API (account) tokens
Frontegg API tokens are tenant-specific, role-based tokens that allow programmatic access to various functionalities.
Full details regarding the range of possibilities can be found in the dedicate machine to machine guide.
SCIM provisioning
End users can easily set up provisioning for their organization's identity provider and your application, powered by Frontegg. Full details can be found in the dedicated SCIM provisioning guide.
Audit logs
Frontegg's audit log solution offers insights into Frontegg events related to end users management, authentication and settings but also allows you to log and display your application's audits to your end users.
The columns that will be displayed on the audit logs section of self-service portal, can be defined from the Frontegg builder.
Add custom audit logs
The audit logs page displays by default events that are related to Frontegg, however, you can send your own application audits logs to Frontegg and they will be displayed along with Frontegg's audits.
- Node.js SDK - see full instructions here.
- Python Flask - see full instructions here.
- Python FastAPI - see full instructions here.
- API - see full instructions here.
Export audit logs
Audit logs can be either downloaded by end users via the download button.
Webhooks
Frontegg offers a custom webhook infrastructure that allows you to define application-specific events your end users can subscribe to.

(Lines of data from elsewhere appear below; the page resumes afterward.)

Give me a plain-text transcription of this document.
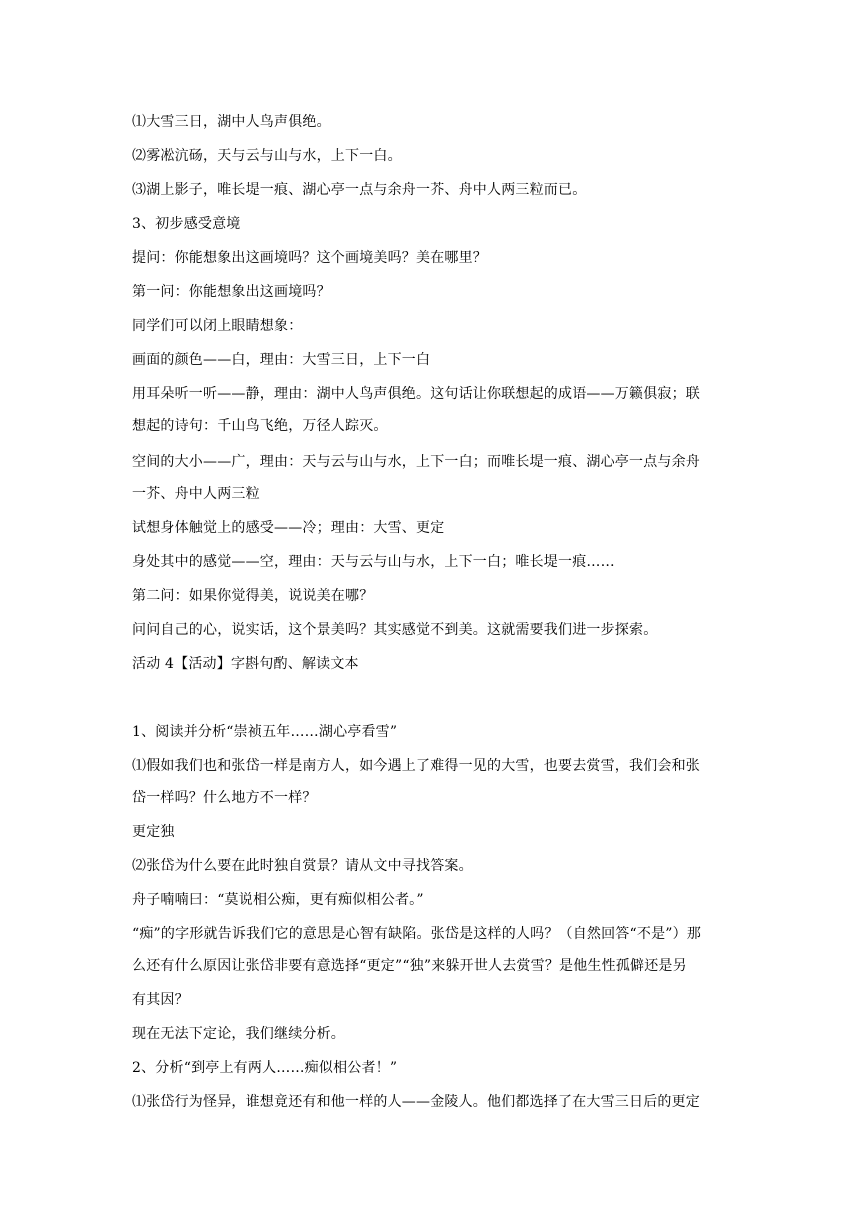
⑴大雪三日，湖中人鸟声俱绝。
⑵雾凇沆砀，天与云与山与水，上下一白。
⑶湖上影子，唯长堤一痕、湖心亭一点与余舟一芥、舟中人两三粒而已。
3、初步感受意境
提问：你能想象出这画境吗？这个画境美吗？美在哪里？
第一问：你能想象出这画境吗？
同学们可以闭上眼睛想象：
画面的颜色——白，理由：大雪三日，上下一白
用耳朵听一听——静，理由：湖中人鸟声俱绝。这句话让你联想起的成语——万籁俱寂；联
想起的诗句：千山鸟飞绝，万径人踪灭。
空间的大小——广，理由：天与云与山与水，上下一白；而唯长堤一痕、湖心亭一点与余舟
一芥、舟中人两三粒
试想身体触觉上的感受——冷；理由：大雪、更定
身处其中的感觉——空，理由：天与云与山与水，上下一白；唯长堤一痕……
第二问：如果你觉得美，说说美在哪？
问问自己的心，说实话，这个景美吗？其实感觉不到美。这就需要我们进一步探索。
活动 4【活动】字斟句酌、解读文本
1、阅读并分析“崇祯五年……湖心亭看雪”
⑴假如我们也和张岱一样是南方人，如今遇上了难得一见的大雪，也要去赏雪，我们会和张
岱一样吗？什么地方不一样？
更定独
⑵张岱为什么要在此时独自赏景？请从文中寻找答案。
舟子喃喃曰：“莫说相公痴，更有痴似相公者。”
“痴”的字形就告诉我们它的意思是心智有缺陷。张岱是这样的人吗？（自然回答“不是”）那
么还有什么原因让张岱非要有意选择“更定”“独”来躲开世人去赏雪？是他生性孤僻还是另
有其因？
现在无法下定论，我们继续分析。
2、分析“到亭上有两人……痴似相公者！”
⑴张岱行为怪异，谁想竟还有和他一样的人——金陵人。他们都选择了在大雪三日后的更定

Through the self-service portal, users can configure their subscriptions, and when you trigger an event, Frontegg sends a notification to the endpoint specified by the user.
The list of events in the self-service portal will display events that were configured initially in the Frontegg builder.
If you're using Frontegg's Node.js SDK, events can be triggered through the events client, or simply via API:
import { EventsClient } from '@frontegg/client' // Init the events SDK with the clientId and api key const eventsClient = new EventsClient(); await eventsClient.init('YOUR-CLIENT-ID', 'YOUR-API-KEY'); eventsClient.trigger({ // A unique event key for the event eventKey: 'event-key', /* Title and description are required properties and will be sent in the request payload */ properties: { title: 'Welcome To Our App', description: 'This is our new app', }, /* Add additional properties to the request payload or use webhook:true to send only default properties */ channels: { webhook: { someKey: 'some value', }, }, // Trigger the event for a specific tenantId. tenantId: 'my-tenant-id', });
When end users will be subscribing to self-served webhooks they'll need to provide the following details:
- URL - The endpoint where Frontegg sends webhook notifications. Subscribers should set it to consume the notification.
- Secret Key - A confidential value for securing transactions; subscribers must not share it.
- Events - Choose an event from the dropdown, based on those created earlier.